In 1908, he was the military instructor at St. Matthew's school in San Mateo, California, and later at the University of Alabama. During this time period he continued his correspondence with Mexican general and politician Jerónimo Treviño, mostly about the health of Trevino's son Jerónimo Treviño y Ord, his nephew, but also discussing aspects of the Mexican Revolution until his friend's death in 1914.

==Second military career==
In 1915, Ord was a military aide on the staff of the governor of Arizona. He was also a liaison with Army unit that included his former regiment. He saw service on the Mexican border due to the rise of tension along the border following the Battle of Agua Prieta. This was where Pancho Villa sustained his greatest defeat and his units were disorganized and wandered around northern Mexico foraging for supplies. Desperate for food and fresh horses, Pancho Villa camped his army of an estimated 500 horsemen outside of Columbus, New Mexico on the Mexican side of the border in March 1916. On March 9, 1916, he invaded the United States for supplies and arms which resulted in the Battle of Columbus. Ord had been given the rank of Major and served Arizona well in organizing and arming militia units. No major raids across the border took place in Arizona.

As the result of his Arizona service, on June 3, 1916, Ord was advanced to the grade of major on the Army retired list. In early 1917, he returned to full active duty, serving at Big Bend, Texas; Fort Sill, Oklahoma; and Tuscaloosa, Alabama.

In December 1918, because of complications of his yellow fever sustained in Cuba, he retired from the Army due to ill health.

==Later life==
In 1920, Ord was residing in Oakland, Alameda County, California. Ord was listed as an expert linguist and possessed exceptional artistic ability, devoting much of his leisure time to producing landscape & seascape paintings. and to writing poetry.

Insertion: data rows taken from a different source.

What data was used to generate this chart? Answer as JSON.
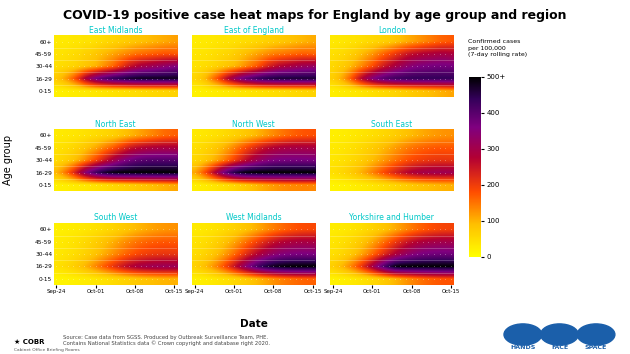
{
  "title": "COVID-19 positive case heat maps for England by age group and region",
  "regions": [
    "East Midlands",
    "East of England",
    "London",
    "North East",
    "North West",
    "South East",
    "South West",
    "West Midlands",
    "Yorkshire and Humber"
  ],
  "age_groups": [
    "60+",
    "45-59",
    "30-44",
    "16-29",
    "0-15"
  ],
  "date_ticks": [
    "Sep-24",
    "Oct-01",
    "Oct-08",
    "Oct-15"
  ],
  "n_dates": 22,
  "colorbar_label_line1": "Confirmed cases",
  "colorbar_label_line2": "per 100,000",
  "colorbar_label_line3": "(7-day rolling rate)",
  "colorbar_ticks": [
    0,
    100,
    200,
    300,
    400,
    500
  ],
  "colorbar_ticklabels": [
    "0",
    "100",
    "200",
    "300",
    "400",
    "500+"
  ],
  "vmax": 500,
  "xlabel": "Date",
  "ylabel": "Age group",
  "source_text": "Source: Case data from SGSS. Produced by Outbreak Surveillance Team, PHE.\nContains National Statistics data © Crown copyright and database right 2020.",
  "region_title_color": "#00c8c8",
  "background_color": "#ffffff",
  "title_fontsize": 9,
  "cmap_colors": [
    [
      0.0,
      [
        1.0,
        1.0,
        0.0
      ]
    ],
    [
      0.18,
      [
        1.0,
        0.75,
        0.0
      ]
    ],
    [
      0.36,
      [
        1.0,
        0.3,
        0.0
      ]
    ],
    [
      0.55,
      [
        0.7,
        0.0,
        0.2
      ]
    ],
    [
      0.72,
      [
        0.5,
        0.0,
        0.5
      ]
    ],
    [
      0.88,
      [
        0.2,
        0.0,
        0.35
      ]
    ],
    [
      1.0,
      [
        0.0,
        0.0,
        0.0
      ]
    ]
  ],
  "heatmap_data": {
    "East Midlands": [
      [
        30,
        30,
        30,
        35,
        35,
        40,
        40,
        45,
        50,
        55,
        60,
        65,
        70,
        75,
        80,
        85,
        90,
        95,
        100,
        105,
        110,
        115
      ],
      [
        40,
        40,
        45,
        50,
        55,
        65,
        70,
        80,
        90,
        100,
        110,
        120,
        130,
        140,
        150,
        155,
        160,
        165,
        170,
        175,
        175,
        170
      ],
      [
        45,
        50,
        55,
        60,
        70,
        80,
        90,
        100,
        120,
        140,
        160,
        190,
        220,
        250,
        270,
        290,
        300,
        310,
        320,
        330,
        340,
        350
      ],
      [
        80,
        100,
        130,
        170,
        220,
        280,
        330,
        370,
        400,
        420,
        440,
        450,
        460,
        470,
        475,
        480,
        480,
        480,
        480,
        480,
        480,
        480
      ],
      [
        20,
        22,
        24,
        26,
        28,
        30,
        32,
        34,
        36,
        38,
        40,
        42,
        44,
        46,
        48,
        50,
        52,
        54,
        56,
        58,
        60,
        62
      ]
    ],
    "East of England": [
      [
        25,
        28,
        30,
        32,
        35,
        38,
        40,
        42,
        45,
        48,
        50,
        55,
        60,
        65,
        70,
        75,
        80,
        85,
        90,
        95,
        100,
        105
      ],
      [
        35,
        38,
        40,
        45,
        50,
        55,
        60,
        70,
        80,
        90,
        100,
        110,
        120,
        130,
        140,
        145,
        150,
        155,
        160,
        165,
        165,
        160
      ],
      [
        40,
        45,
        50,
        55,
        65,
        75,
        85,
        95,
        110,
        130,
        150,
        170,
        200,
        230,
        250,
        270,
        280,
        290,
        300,
        310,
        315,
        320
      ],
      [
        60,
        75,
        100,
        140,
        180,
        230,
        280,
        320,
        360,
        390,
        410,
        430,
        445,
        455,
        460,
        465,
        465,
        465,
        465,
        465,
        465,
        465
      ],
      [
        18,
        20,
        22,
        24,
        26,
        28,
        30,
        32,
        34,
        36,
        38,
        40,
        42,
        44,
        46,
        48,
        50,
        52,
        54,
        56,
        58,
        60
      ]
    ],
    "London": [
      [
        30,
        32,
        35,
        38,
        40,
        45,
        50,
        55,
        60,
        65,
        70,
        80,
        90,
        100,
        110,
        120,
        130,
        140,
        150,
        160,
        165,
        170
      ],
      [
        45,
        50,
        55,
        65,
        75,
        90,
        105,
        120,
        140,
        160,
        180,
        200,
        220,
        240,
        255,
        265,
        275,
        280,
        285,
        290,
        290,
        285
      ],
      [
        55,
        65,
        75,
        90,
        110,
        130,
        155,
        180,
        210,
        240,
        265,
        290,
        310,
        330,
        345,
        355,
        360,
        365,
        368,
        370,
        370,
        368
      ],
      [
        70,
        90,
        120,
        160,
        210,
        265,
        310,
        350,
        380,
        400,
        415,
        425,
        430,
        435,
        438,
        440,
        440,
        440,
        440,
        440,
        440,
        440
      ],
      [
        22,
        25,
        28,
        30,
        33,
        36,
        40,
        44,
        48,
        52,
        56,
        60,
        65,
        70,
        75,
        80,
        85,
        90,
        95,
        100,
        105,
        110
      ]
    ],
    "North East": [
      [
        28,
        30,
        32,
        35,
        38,
        42,
        46,
        50,
        55,
        60,
        65,
        75,
        85,
        95,
        105,
        115,
        125,
        135,
        145,
        155,
        160,
        165
      ],
      [
        40,
        45,
        50,
        58,
        68,
        80,
        95,
        110,
        130,
        150,
        170,
        195,
        220,
        245,
        260,
        270,
        278,
        283,
        286,
        288,
        288,
        285
      ],
      [
        50,
        60,
        70,
        85,
        105,
        130,
        160,
        190,
        225,
        260,
        295,
        325,
        350,
        370,
        385,
        395,
        400,
        402,
        403,
        403,
        403,
        402
      ],
      [
        100,
        130,
        170,
        220,
        280,
        340,
        390,
        430,
        460,
        480,
        490,
        495,
        497,
        498,
        499,
        499,
        499,
        499,
        499,
        499,
        499,
        499
      ],
      [
        20,
        22,
        24,
        27,
        30,
        33,
        37,
        41,
        45,
        50,
        55,
        60,
        65,
        70,
        75,
        80,
        85,
        90,
        95,
        100,
        105,
        108
      ]
    ],
    "North West": [
      [
        30,
        33,
        36,
        40,
        44,
        50,
        56,
        63,
        70,
        78,
        86,
        96,
        108,
        120,
        132,
        143,
        153,
        161,
        168,
        173,
        176,
        177
      ],
      [
        45,
        52,
        60,
        70,
        83,
        98,
        116,
        137,
        160,
        183,
        206,
        228,
        248,
        264,
        276,
        284,
        289,
        292,
        293,
        293,
        292,
        290
      ],
      [
        55,
        65,
        78,
        93,
        112,
        135,
        162,
        192,
        224,
        256,
        285,
        310,
        330,
        345,
        356,
        362,
        365,
        366,
        366,
        366,
        365,
        363
      ],
      [
        110,
        145,
        190,
        245,
        305,
        365,
        415,
        453,
        478,
        492,
        498,
        500,
        500,
        500,
        500,
        500,
        500,
        500,
        500,
        500,
        500,
        500
      ],
      [
        22,
        25,
        29,
        33,
        38,
        44,
        51,
        59,
        68,
        77,
        86,
        95,
        104,
        112,
        119,
        125,
        129,
        132,
        134,
        135,
        135,
        134
      ]
    ],
    "South East": [
      [
        22,
        24,
        26,
        29,
        32,
        36,
        40,
        45,
        50,
        56,
        62,
        69,
        77,
        85,
        93,
        100,
        107,
        113,
        118,
        122,
        125,
        126
      ],
      [
        30,
        33,
        37,
        42,
        48,
        55,
        63,
        72,
        82,
        93,
        104,
        116,
        128,
        139,
        149,
        157,
        163,
        168,
        171,
        173,
        173,
        172
      ],
      [
        35,
        39,
        44,
        51,
        59,
        68,
        79,
        91,
        104,
        118,
        132,
        147,
        161,
        174,
        185,
        193,
        199,
        204,
        207,
        209,
        209,
        208
      ],
      [
        45,
        52,
        61,
        72,
        85,
        101,
        119,
        139,
        161,
        184,
        207,
        229,
        250,
        268,
        283,
        294,
        301,
        306,
        309,
        311,
        311,
        310
      ],
      [
        15,
        17,
        19,
        22,
        25,
        28,
        32,
        36,
        41,
        46,
        52,
        58,
        64,
        70,
        76,
        82,
        87,
        91,
        95,
        98,
        100,
        101
      ]
    ],
    "South West": [
      [
        20,
        22,
        24,
        27,
        30,
        34,
        38,
        43,
        48,
        54,
        60,
        68,
        76,
        84,
        92,
        99,
        106,
        112,
        117,
        121,
        124,
        125
      ],
      [
        28,
        31,
        35,
        40,
        46,
        53,
        61,
        70,
        80,
        91,
        102,
        114,
        126,
        137,
        147,
        155,
        161,
        166,
        169,
        171,
        171,
        170
      ],
      [
        32,
        36,
        41,
        47,
        55,
        64,
        74,
        86,
        99,
        113,
        128,
        143,
        158,
        172,
        183,
        192,
        198,
        203,
        206,
        208,
        208,
        207
      ],
      [
        42,
        49,
        58,
        69,
        82,
        98,
        117,
        138,
        161,
        185,
        209,
        233,
        255,
        274,
        289,
        300,
        307,
        312,
        315,
        317,
        317,
        316
      ],
      [
        14,
        16,
        18,
        21,
        24,
        27,
        31,
        35,
        40,
        45,
        51,
        57,
        63,
        69,
        75,
        81,
        86,
        90,
        94,
        97,
        99,
        100
      ]
    ],
    "West Midlands": [
      [
        28,
        31,
        34,
        38,
        43,
        49,
        56,
        63,
        72,
        81,
        91,
        103,
        116,
        129,
        141,
        152,
        162,
        170,
        177,
        182,
        185,
        186
      ],
      [
        38,
        43,
        49,
        57,
        67,
        79,
        93,
        109,
        128,
        148,
        169,
        191,
        213,
        233,
        251,
        265,
        275,
        282,
        287,
        290,
        290,
        289
      ],
      [
        48,
        55,
        64,
        76,
        91,
        109,
        131,
        156,
        184,
        213,
        242,
        270,
        295,
        316,
        333,
        346,
        354,
        359,
        362,
        363,
        363,
        362
      ],
      [
        65,
        78,
        95,
        116,
        142,
        174,
        211,
        252,
        296,
        340,
        381,
        417,
        447,
        468,
        482,
        491,
        496,
        499,
        500,
        500,
        500,
        500
      ],
      [
        20,
        23,
        26,
        30,
        35,
        41,
        47,
        55,
        63,
        72,
        82,
        93,
        104,
        115,
        126,
        136,
        144,
        151,
        157,
        161,
        164,
        165
      ]
    ],
    "Yorkshire and Humber": [
      [
        25,
        28,
        31,
        35,
        40,
        46,
        53,
        61,
        70,
        80,
        91,
        104,
        118,
        132,
        145,
        157,
        168,
        177,
        184,
        189,
        192,
        193
      ],
      [
        35,
        40,
        46,
        54,
        64,
        76,
        91,
        108,
        128,
        150,
        173,
        197,
        220,
        241,
        259,
        273,
        283,
        290,
        295,
        298,
        299,
        298
      ],
      [
        45,
        52,
        62,
        74,
        89,
        108,
        131,
        157,
        186,
        217,
        248,
        278,
        304,
        326,
        343,
        356,
        365,
        370,
        373,
        375,
        375,
        374
      ],
      [
        70,
        85,
        105,
        131,
        163,
        202,
        248,
        299,
        355,
        408,
        453,
        488,
        499,
        500,
        500,
        500,
        500,
        500,
        500,
        500,
        500,
        500
      ],
      [
        18,
        21,
        24,
        28,
        33,
        39,
        46,
        54,
        63,
        73,
        84,
        96,
        109,
        122,
        134,
        145,
        154,
        162,
        168,
        173,
        176,
        177
      ]
    ]
  }
}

Ord was also an inventor who patented a new type of gold pan and different weapon sights. He was a co-owner of several mines in Arizona, California, Mexico and Utah. Papers pertaining to the inventions of E.O.C. Ord II are in the special collections section of the Bancroft Library at the University of California, Berkeley. These include Ord's patents, original drawings and diagrams, advertising material and instructions on use of the "Gold-Pan-Batea", an improved Gold Pan which recycled water. This led to the formation of the California Gold Pan Company and later of the Household Utilities Manufacturing Company. Papers include correspondence and business papers of mine holdings and interests in and around California, Arizona, Utah and Mexico. There are also three diaries; 1) One by William Ord in 1869 of surveying and prospecting in California and Nevada. 2) Two by E.O.C. Ord II, from a prospecting trip to Inyo County, California in 1908–1909 and in 1910 to Zero Mine in Arizona. This collection also includes a sketch of Bradshaw Fissure drawn by Ord.

Ord was a Roman Catholic by religion. He died at Eagle Rock, Los Angeles, California on April 4, 1923.